どちらも春を告げる菓子として昔から愛されていますよね。
皆様はどちらがお好きですか?

私はどちらも大好き!
どちらの食感も甲乙つけがたく、毎年どちらも買ってしまいます(笑)。
もちもちした生地と甘いこしあん、ふわりと香る桜の葉のほんのりした塩味。たまりません。

ところで、私はお花見をしたことがほとんどありません。
会社勤めの方は、仕事の一環としてお花見が恒例行事になっていたりもするのでしょうが(新入社員が場所取りをやらされたり)、ずっと非正規だったこともあり、ついでに接客業が多かったこともあって友人とは休みが違っていたりして、なかなか短い桜の咲き揃う期間には集まれなかったのです。

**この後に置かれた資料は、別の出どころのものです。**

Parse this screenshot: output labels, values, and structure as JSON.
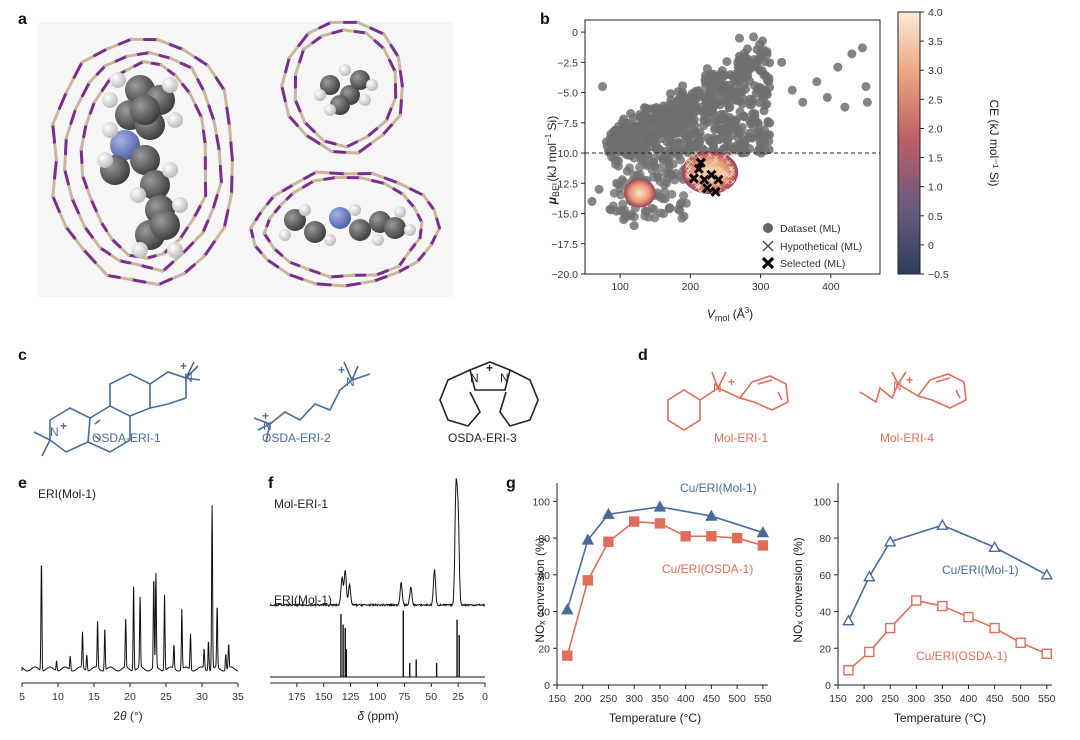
{
  "panels": {
    "a": "a",
    "b": "b",
    "c": "c",
    "d": "d",
    "e": "e",
    "f": "f",
    "g": "g"
  },
  "colors": {
    "blue": "#4a6a9a",
    "red": "#e06c5a",
    "framework_a": "#c9b79c",
    "framework_b": "#7b2d8e",
    "dark": "#555555"
  },
  "panel_c": {
    "mol1": "OSDA-ERI-1",
    "mol2": "OSDA-ERI-2",
    "mol3": "OSDA-ERI-3"
  },
  "panel_d": {
    "mol1": "Mol-ERI-1",
    "mol2": "Mol-ERI-4"
  },
  "panel_e": {
    "label": "ERI(Mol-1)",
    "xlabel": "2θ (°)"
  },
  "panel_f": {
    "label_top": "Mol-ERI-1",
    "label_bottom": "ERI(Mol-1)",
    "xlabel": "δ (ppm)"
  },
  "chart_data": [
    {
      "id": "b",
      "type": "scatter",
      "xlabel": "V_mol (Å³)",
      "ylabel": "μ_BE (kJ mol⁻¹ Si)",
      "xlim": [
        50,
        470
      ],
      "ylim": [
        -20,
        1
      ],
      "xticks": [
        100,
        200,
        300,
        400
      ],
      "yticks": [
        0,
        -2.5,
        -5,
        -7.5,
        -10,
        -12.5,
        -15,
        -17.5,
        -20
      ],
      "ytick_labels": [
        "0",
        "−2.5",
        "−5.0",
        "−7.5",
        "−10.0",
        "−12.5",
        "−15.0",
        "−17.5",
        "−20.0"
      ],
      "threshold": -10,
      "colorbar": {
        "label": "CE (kJ mol⁻¹ Si)",
        "min": -0.5,
        "max": 4.0,
        "ticks": [
          "4.0",
          "3.5",
          "3.0",
          "2.5",
          "2.0",
          "1.5",
          "1.0",
          "0.5",
          "0",
          "−0.5"
        ]
      },
      "legend": [
        "Dataset (ML)",
        "Hypothetical (ML)",
        "Selected (ML)"
      ],
      "selected": [
        [
          212,
          -11.3
        ],
        [
          220,
          -12.2
        ],
        [
          230,
          -11.8
        ],
        [
          224,
          -12.9
        ],
        [
          240,
          -12.2
        ],
        [
          205,
          -12.1
        ],
        [
          236,
          -13.2
        ],
        [
          215,
          -10.8
        ]
      ]
    },
    {
      "id": "e",
      "type": "line",
      "xlabel": "2θ (°)",
      "xlim": [
        5,
        35
      ],
      "xticks": [
        5,
        10,
        15,
        20,
        25,
        30,
        35
      ],
      "peaks": [
        [
          7.7,
          0.55
        ],
        [
          9.8,
          0.05
        ],
        [
          11.7,
          0.07
        ],
        [
          13.4,
          0.18
        ],
        [
          14.0,
          0.08
        ],
        [
          15.5,
          0.24
        ],
        [
          16.5,
          0.21
        ],
        [
          19.4,
          0.24
        ],
        [
          20.5,
          0.44
        ],
        [
          21.4,
          0.35
        ],
        [
          23.3,
          0.45
        ],
        [
          23.6,
          0.47
        ],
        [
          24.8,
          0.38
        ],
        [
          26.1,
          0.12
        ],
        [
          27.2,
          0.3
        ],
        [
          28.4,
          0.18
        ],
        [
          30.3,
          0.1
        ],
        [
          30.9,
          0.15
        ],
        [
          31.4,
          0.82
        ],
        [
          32.1,
          0.31
        ],
        [
          33.3,
          0.08
        ],
        [
          33.7,
          0.12
        ]
      ]
    },
    {
      "id": "f",
      "type": "line",
      "xlabel": "δ (ppm)",
      "xlim": [
        200,
        0
      ],
      "xticks": [
        175,
        150,
        125,
        100,
        75,
        50,
        25,
        0
      ],
      "top_peaks": [
        [
          133,
          0.22
        ],
        [
          130,
          0.28
        ],
        [
          126,
          0.16
        ],
        [
          78,
          0.18
        ],
        [
          69,
          0.14
        ],
        [
          47,
          0.28
        ],
        [
          27,
          0.9
        ],
        [
          25,
          0.7
        ]
      ],
      "bottom_peaks": [
        [
          134,
          0.9
        ],
        [
          132,
          0.75
        ],
        [
          130,
          0.7
        ],
        [
          129,
          0.4
        ],
        [
          76,
          0.95
        ],
        [
          70,
          0.2
        ],
        [
          64,
          0.25
        ],
        [
          45,
          0.2
        ],
        [
          26,
          0.82
        ],
        [
          24,
          0.6
        ]
      ]
    },
    {
      "id": "g1",
      "type": "line",
      "xlabel": "Temperature (°C)",
      "ylabel": "NOₓ conversion (%)",
      "xlim": [
        150,
        560
      ],
      "ylim": [
        0,
        110
      ],
      "xticks": [
        150,
        200,
        250,
        300,
        350,
        400,
        450,
        500,
        550
      ],
      "yticks": [
        0,
        20,
        40,
        60,
        80,
        100
      ],
      "series": [
        {
          "name": "Cu/ERI(Mol-1)",
          "marker": "triangle-filled",
          "x": [
            170,
            210,
            250,
            350,
            450,
            550
          ],
          "y": [
            41,
            79,
            93,
            97,
            92,
            83
          ]
        },
        {
          "name": "Cu/ERI(OSDA-1)",
          "marker": "square-filled",
          "x": [
            170,
            210,
            250,
            300,
            350,
            400,
            450,
            500,
            550
          ],
          "y": [
            16,
            57,
            78,
            89,
            88,
            81,
            81,
            80,
            76
          ]
        }
      ]
    },
    {
      "id": "g2",
      "type": "line",
      "xlabel": "Temperature (°C)",
      "ylabel": "NOₓ conversion (%)",
      "xlim": [
        150,
        560
      ],
      "ylim": [
        0,
        110
      ],
      "xticks": [
        150,
        200,
        250,
        300,
        350,
        400,
        450,
        500,
        550
      ],
      "yticks": [
        0,
        20,
        40,
        60,
        80,
        100
      ],
      "series": [
        {
          "name": "Cu/ERI(Mol-1)",
          "marker": "triangle-open",
          "x": [
            170,
            210,
            250,
            350,
            450,
            550
          ],
          "y": [
            35,
            59,
            78,
            87,
            75,
            60
          ]
        },
        {
          "name": "Cu/ERI(OSDA-1)",
          "marker": "square-open",
          "x": [
            170,
            210,
            250,
            300,
            350,
            400,
            450,
            500,
            550
          ],
          "y": [
            8,
            18,
            31,
            46,
            43,
            37,
            31,
            23,
            17
          ]
        }
      ]
    }
  ]
}
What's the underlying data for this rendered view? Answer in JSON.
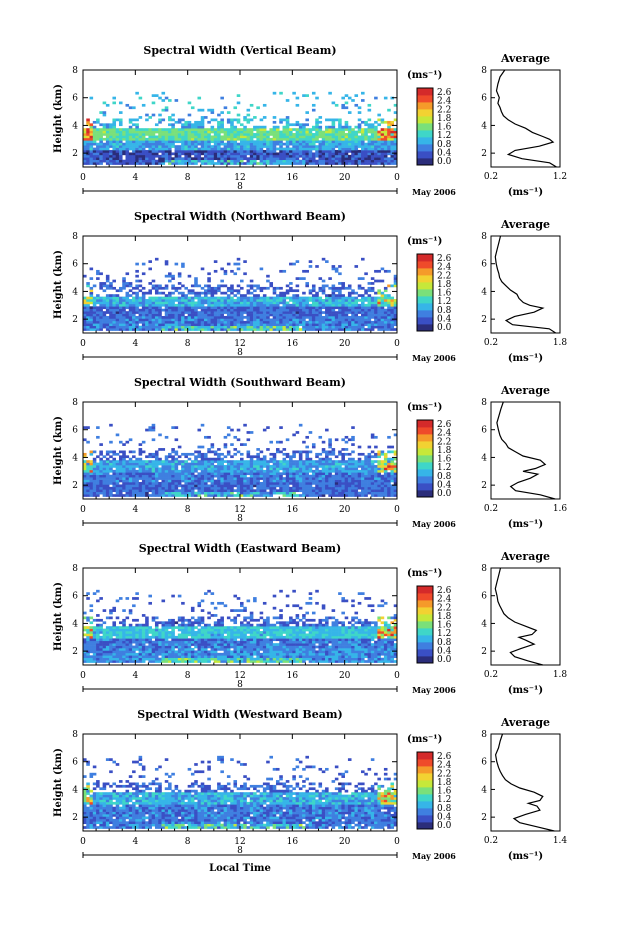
{
  "figure": {
    "xlabel": "Local Time",
    "date_label": "May 2006",
    "colorbar_unit": "(ms⁻¹)",
    "colorbar_ticks": [
      "2.6",
      "2.4",
      "2.2",
      "1.8",
      "1.6",
      "1.2",
      "0.8",
      "0.4",
      "0.0"
    ],
    "profile_title": "Average",
    "profile_xlabel": "(ms⁻¹)",
    "colormap": [
      "#2b2d7a",
      "#3a4fc4",
      "#3f7fe0",
      "#36b5e8",
      "#3fd6c8",
      "#7ae07a",
      "#c6e83a",
      "#f2d232",
      "#f59a2a",
      "#ef4a2a",
      "#d42a2a"
    ]
  },
  "chart_data": [
    {
      "type": "heatmap",
      "title": "Spectral Width (Vertical Beam)",
      "xlabel": "Local Time",
      "ylabel": "Height (km)",
      "x_ticks": [
        "0",
        "4",
        "8",
        "12",
        "16",
        "20",
        "0"
      ],
      "y_ticks": [
        "2",
        "4",
        "6",
        "8"
      ],
      "date_marker": "8",
      "date_label": "May 2006",
      "xlim": [
        0,
        24
      ],
      "ylim": [
        1,
        8
      ],
      "colorbar": {
        "unit": "(ms⁻¹)",
        "ticks": [
          "2.6",
          "2.4",
          "2.2",
          "1.8",
          "1.6",
          "1.2",
          "0.8",
          "0.4",
          "0.0"
        ],
        "range": [
          0,
          2.8
        ]
      },
      "layers": [
        {
          "height_km": [
            1.2,
            2.2
          ],
          "width_ms": 0.4
        },
        {
          "height_km": [
            2.2,
            3.0
          ],
          "width_ms": 0.8
        },
        {
          "height_km": [
            3.0,
            3.8
          ],
          "width_ms": 1.3
        },
        {
          "height_km": [
            3.8,
            6.5
          ],
          "width_ms": 0.9,
          "sparse": true
        }
      ],
      "profile": {
        "title": "Average",
        "xlabel": "(ms⁻¹)",
        "x_ticks": [
          "0.2",
          "1.2"
        ],
        "y_ticks": [
          "2",
          "4",
          "6",
          "8"
        ],
        "xlim": [
          0.2,
          1.2
        ],
        "ylim": [
          1,
          8
        ],
        "height": [
          1.0,
          1.3,
          1.6,
          1.9,
          2.2,
          2.5,
          2.8,
          3.0,
          3.2,
          3.5,
          3.8,
          4.1,
          4.4,
          4.7,
          5.0,
          5.3,
          5.6,
          6.0,
          6.5,
          7.0,
          7.5,
          8.0
        ],
        "width": [
          1.15,
          1.05,
          0.65,
          0.45,
          0.55,
          0.9,
          1.1,
          1.05,
          0.95,
          0.8,
          0.7,
          0.55,
          0.45,
          0.38,
          0.35,
          0.33,
          0.3,
          0.32,
          0.28,
          0.3,
          0.33,
          0.4
        ]
      }
    },
    {
      "type": "heatmap",
      "title": "Spectral Width (Northward Beam)",
      "xlabel": "Local Time",
      "ylabel": "Height (km)",
      "x_ticks": [
        "0",
        "4",
        "8",
        "12",
        "16",
        "20",
        "0"
      ],
      "y_ticks": [
        "2",
        "4",
        "6",
        "8"
      ],
      "date_marker": "8",
      "date_label": "May 2006",
      "xlim": [
        0,
        24
      ],
      "ylim": [
        1,
        8
      ],
      "colorbar": {
        "unit": "(ms⁻¹)",
        "ticks": [
          "2.6",
          "2.4",
          "2.2",
          "1.8",
          "1.6",
          "1.2",
          "0.8",
          "0.4",
          "0.0"
        ],
        "range": [
          0,
          2.8
        ]
      },
      "layers": [
        {
          "height_km": [
            1.2,
            2.2
          ],
          "width_ms": 0.6
        },
        {
          "height_km": [
            2.2,
            3.0
          ],
          "width_ms": 0.5
        },
        {
          "height_km": [
            3.0,
            3.6
          ],
          "width_ms": 0.9
        },
        {
          "height_km": [
            3.6,
            6.5
          ],
          "width_ms": 0.5,
          "sparse": true
        }
      ],
      "profile": {
        "title": "Average",
        "xlabel": "(ms⁻¹)",
        "x_ticks": [
          "0.2",
          "1.8"
        ],
        "y_ticks": [
          "2",
          "4",
          "6",
          "8"
        ],
        "xlim": [
          0.2,
          1.8
        ],
        "ylim": [
          1,
          8
        ],
        "height": [
          1.0,
          1.3,
          1.6,
          1.9,
          2.2,
          2.5,
          2.8,
          3.0,
          3.2,
          3.5,
          3.8,
          4.1,
          4.4,
          4.7,
          5.0,
          5.3,
          5.6,
          6.0,
          6.5,
          7.0,
          7.5,
          8.0
        ],
        "width": [
          1.7,
          1.55,
          0.7,
          0.55,
          0.75,
          1.2,
          1.4,
          1.1,
          0.95,
          0.85,
          0.8,
          0.65,
          0.55,
          0.45,
          0.4,
          0.38,
          0.35,
          0.32,
          0.3,
          0.34,
          0.38,
          0.42
        ]
      }
    },
    {
      "type": "heatmap",
      "title": "Spectral Width (Southward Beam)",
      "xlabel": "Local Time",
      "ylabel": "Height (km)",
      "x_ticks": [
        "0",
        "4",
        "8",
        "12",
        "16",
        "20",
        "0"
      ],
      "y_ticks": [
        "2",
        "4",
        "6",
        "8"
      ],
      "date_marker": "8",
      "date_label": "May 2006",
      "xlim": [
        0,
        24
      ],
      "ylim": [
        1,
        8
      ],
      "colorbar": {
        "unit": "(ms⁻¹)",
        "ticks": [
          "2.6",
          "2.4",
          "2.2",
          "1.8",
          "1.6",
          "1.2",
          "0.8",
          "0.4",
          "0.0"
        ],
        "range": [
          0,
          2.8
        ]
      },
      "layers": [
        {
          "height_km": [
            1.2,
            2.2
          ],
          "width_ms": 0.5
        },
        {
          "height_km": [
            2.2,
            3.0
          ],
          "width_ms": 0.6
        },
        {
          "height_km": [
            3.0,
            3.8
          ],
          "width_ms": 0.8
        },
        {
          "height_km": [
            3.8,
            6.5
          ],
          "width_ms": 0.5,
          "sparse": true
        }
      ],
      "profile": {
        "title": "Average",
        "xlabel": "(ms⁻¹)",
        "x_ticks": [
          "0.2",
          "1.6"
        ],
        "y_ticks": [
          "2",
          "4",
          "6",
          "8"
        ],
        "xlim": [
          0.2,
          1.6
        ],
        "ylim": [
          1,
          8
        ],
        "height": [
          1.0,
          1.3,
          1.6,
          1.9,
          2.2,
          2.5,
          2.8,
          3.0,
          3.2,
          3.5,
          3.8,
          4.1,
          4.4,
          4.7,
          5.0,
          5.3,
          5.6,
          6.0,
          6.5,
          7.0,
          7.5,
          8.0
        ],
        "width": [
          1.5,
          1.2,
          0.7,
          0.6,
          0.75,
          1.0,
          1.15,
          0.85,
          1.1,
          1.3,
          1.2,
          0.85,
          0.7,
          0.55,
          0.5,
          0.42,
          0.38,
          0.35,
          0.32,
          0.36,
          0.4,
          0.45
        ]
      }
    },
    {
      "type": "heatmap",
      "title": "Spectral Width (Eastward Beam)",
      "xlabel": "Local Time",
      "ylabel": "Height (km)",
      "x_ticks": [
        "0",
        "4",
        "8",
        "12",
        "16",
        "20",
        "0"
      ],
      "y_ticks": [
        "2",
        "4",
        "6",
        "8"
      ],
      "date_marker": "8",
      "date_label": "May 2006",
      "xlim": [
        0,
        24
      ],
      "ylim": [
        1,
        8
      ],
      "colorbar": {
        "unit": "(ms⁻¹)",
        "ticks": [
          "2.6",
          "2.4",
          "2.2",
          "1.8",
          "1.6",
          "1.2",
          "0.8",
          "0.4",
          "0.0"
        ],
        "range": [
          0,
          2.8
        ]
      },
      "layers": [
        {
          "height_km": [
            1.2,
            2.2
          ],
          "width_ms": 0.7
        },
        {
          "height_km": [
            2.2,
            3.0
          ],
          "width_ms": 0.6
        },
        {
          "height_km": [
            3.0,
            3.8
          ],
          "width_ms": 1.0
        },
        {
          "height_km": [
            3.8,
            6.5
          ],
          "width_ms": 0.5,
          "sparse": true
        }
      ],
      "profile": {
        "title": "Average",
        "xlabel": "(ms⁻¹)",
        "x_ticks": [
          "0.2",
          "1.8"
        ],
        "y_ticks": [
          "2",
          "4",
          "6",
          "8"
        ],
        "xlim": [
          0.2,
          1.8
        ],
        "ylim": [
          1,
          8
        ],
        "height": [
          1.0,
          1.3,
          1.6,
          1.9,
          2.2,
          2.5,
          2.8,
          3.0,
          3.2,
          3.5,
          3.8,
          4.1,
          4.4,
          4.7,
          5.0,
          5.3,
          5.6,
          6.0,
          6.5,
          7.0,
          7.5,
          8.0
        ],
        "width": [
          1.4,
          1.05,
          0.75,
          0.65,
          0.9,
          1.2,
          1.0,
          0.85,
          1.15,
          1.25,
          1.0,
          0.75,
          0.6,
          0.5,
          0.45,
          0.4,
          0.36,
          0.34,
          0.3,
          0.34,
          0.38,
          0.42
        ]
      }
    },
    {
      "type": "heatmap",
      "title": "Spectral Width (Westward Beam)",
      "xlabel": "Local Time",
      "ylabel": "Height (km)",
      "x_ticks": [
        "0",
        "4",
        "8",
        "12",
        "16",
        "20",
        "0"
      ],
      "y_ticks": [
        "2",
        "4",
        "6",
        "8"
      ],
      "date_marker": "8",
      "date_label": "May 2006",
      "xlim": [
        0,
        24
      ],
      "ylim": [
        1,
        8
      ],
      "colorbar": {
        "unit": "(ms⁻¹)",
        "ticks": [
          "2.6",
          "2.4",
          "2.2",
          "1.8",
          "1.6",
          "1.2",
          "0.8",
          "0.4",
          "0.0"
        ],
        "range": [
          0,
          2.8
        ]
      },
      "layers": [
        {
          "height_km": [
            1.2,
            2.2
          ],
          "width_ms": 0.6
        },
        {
          "height_km": [
            2.2,
            3.0
          ],
          "width_ms": 0.6
        },
        {
          "height_km": [
            3.0,
            3.8
          ],
          "width_ms": 0.9
        },
        {
          "height_km": [
            3.8,
            6.5
          ],
          "width_ms": 0.5,
          "sparse": true
        }
      ],
      "profile": {
        "title": "Average",
        "xlabel": "(ms⁻¹)",
        "x_ticks": [
          "0.2",
          "1.4"
        ],
        "y_ticks": [
          "2",
          "4",
          "6",
          "8"
        ],
        "xlim": [
          0.2,
          1.4
        ],
        "ylim": [
          1,
          8
        ],
        "height": [
          1.0,
          1.3,
          1.6,
          1.9,
          2.2,
          2.5,
          2.8,
          3.0,
          3.2,
          3.5,
          3.8,
          4.1,
          4.4,
          4.7,
          5.0,
          5.3,
          5.6,
          6.0,
          6.5,
          7.0,
          7.5,
          8.0
        ],
        "width": [
          1.3,
          1.0,
          0.7,
          0.6,
          0.8,
          1.05,
          1.0,
          0.85,
          1.05,
          1.1,
          0.95,
          0.7,
          0.55,
          0.45,
          0.4,
          0.36,
          0.33,
          0.3,
          0.28,
          0.33,
          0.36,
          0.4
        ]
      }
    }
  ]
}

そんな訳で、桜とはテレビなどで見かけるものであり、車で通り過ぎるだけのものだったのです。
数年前、デジカメを購入した機会に、お花見の宴会はないけれど、写真だけでも撮ってみようかな、と地元の桜の名所に出かけました。
どこまでも続く桜並木が見事に咲き誇っていて、夢のような景色でした。のんびりと歩きながら、写真を撮っていたのですが、ふとあることに気づきました。

桜の匂いがする!

それまで私が感じていた桜の匂いは、すべて桜の葉の匂いでした。桜餅であったり、桜フレーバーのお茶であったり。だから、満開の桜の中で、その匂いがするとは思っていなかったのです。
ほんのりとかすかに、しかし確かに桜の匂い。
当時はまだ花粉症デビューしておらず、マスクをしていなかったから嗅ぎとれたのでしょう。それくらい、かすかな、控えめな匂いでした。
そしてたくさんの桜が咲き誇る名所であったから、初めて私の鼻に届いたのでしょう。

桜って、花の時期でも香るんだ。

もっとも、たくさんの桜の中には早咲きで葉桜になりかけているものもあったので、その匂いだったのかもしれません。
ただ、私にとっては初めての発見、そしてものすごい衝撃でした。
私は桜を目で、鼻で楽しみ、大満足して帰ったのでした。

それ以来、桜餅を食べるとあの時の風景が思い浮かびます。

薄くもやのかかったような春の空、鞠のように枝先で咲く花々の淡くも様々な色合い、春風に漂うかおり。
舌にひろがる甘みとかすかな塩味を楽しみながら、胸中にひろがる、あの景色。
すべてが渾然一体となる、あの感じ。

味覚や嗅覚だけでなく、その思い出が加わって、とても幸せな気持ちになります。
だから私にとって桜餅は少し特別な食べ物になりました。

昔の人たちもそんなふうに桜の時期を楽しんでいたのかもしれません。花の時期が終わると柔らかな葉を摘み取って塩漬けを始めます。そうして次の春の準備をしているのですね。繰り返し、くりかえし、そうして素敵な春の訪れを今に伝えてくれたのだと思うと、ありがたいことだな、と感謝せずにはいられません。